2. Kylie and Britney both know what it feels like for a girl. Britney’s “Lucky” cry, cry, cries in her lonely heart, but Kylie’s lucky, lucky, lucky is in the future conditional tense, which makes it sadder. (“Lucky Star,” we all know, is the opposite of sad.) Madonna gets kudos for paving the way for all the honeys who makin’ money, but Kylie released a single called “Did It Again” a full three years before Britney’s “Oops.”
I ask visitors to think about the way they would behave to the real Kylie and not to touch her. —a Madame Tussaud’s spokesman to The Mirror (London), after the underwear on the Minogue waxwork had to be replaced due to excessive groping
Will the real Kylie Minogue please stand up?

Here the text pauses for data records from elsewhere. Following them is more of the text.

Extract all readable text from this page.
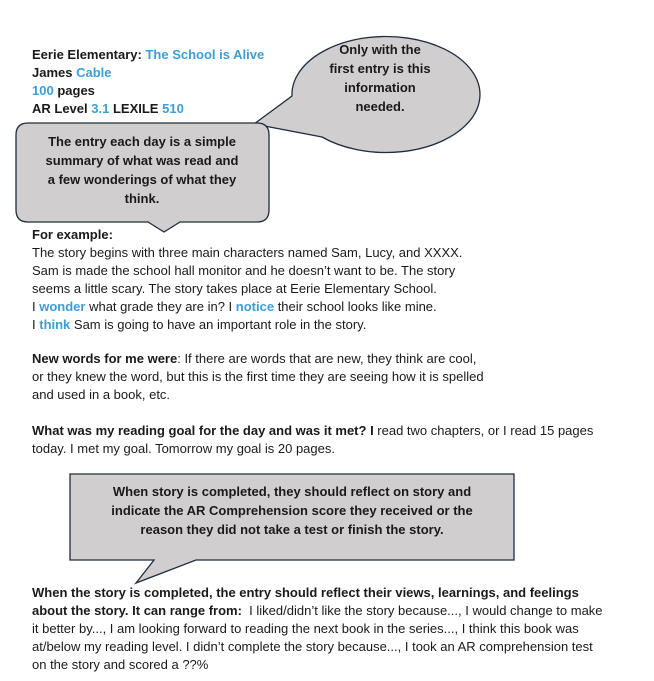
Only with the
first entry is this
information
needed.
The entry each day is a simple
summary of what was read and
a few wonderings of what they
think.
When story is completed, they should reflect on story and
indicate the AR Comprehension score they received or the
reason they did not take a test or finish the story.
Eerie Elementary: The School is Alive
James Cable
100 pages
AR Level 3.1 LEXILE 510
For example:
The story begins with three main characters named Sam, Lucy, and XXXX.
Sam is made the school hall monitor and he doesn’t want to be. The story
seems a little scary. The story takes place at Eerie Elementary School.
I wonder what grade they are in? I notice their school looks like mine.
I think Sam is going to have an important role in the story.
New words for me were: If there are words that are new, they think are cool,
or they knew the word, but this is the first time they are seeing how it is spelled
and used in a book, etc.
What was my reading goal for the day and was it met? I read two chapters, or I read 15 pages
today. I met my goal. Tomorrow my goal is 20 pages.
When the story is completed, the entry should reflect their views, learnings, and feelings
about the story. It can range from:  I liked/didn’t like the story because..., I would change to make
it better by..., I am looking forward to reading the next book in the series..., I think this book was
at/below my reading level. I didn’t complete the story because..., I took an AR comprehension test
on the story and scored a ??%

Fever, her best album by miles, is purposefully devoid of personality, slave to the rhythm is a dancer. It’s a neat special effect that works even better in this backwater: She can brandish disco-diva vacancy more effectively here than in her biggest market, the U.K., where the tabloids muddy the context daily (News of the World once reported that she was an alien). But Fever has already sold over 2 million copies worldwide, and the colonization of our virgin territory can’t be far off. She’s made it through the wilderness. Her last name, she’s been known to remind tongue-tied Americans, rhymes with vogue; her first comes from the Aboriginal word for boomerang.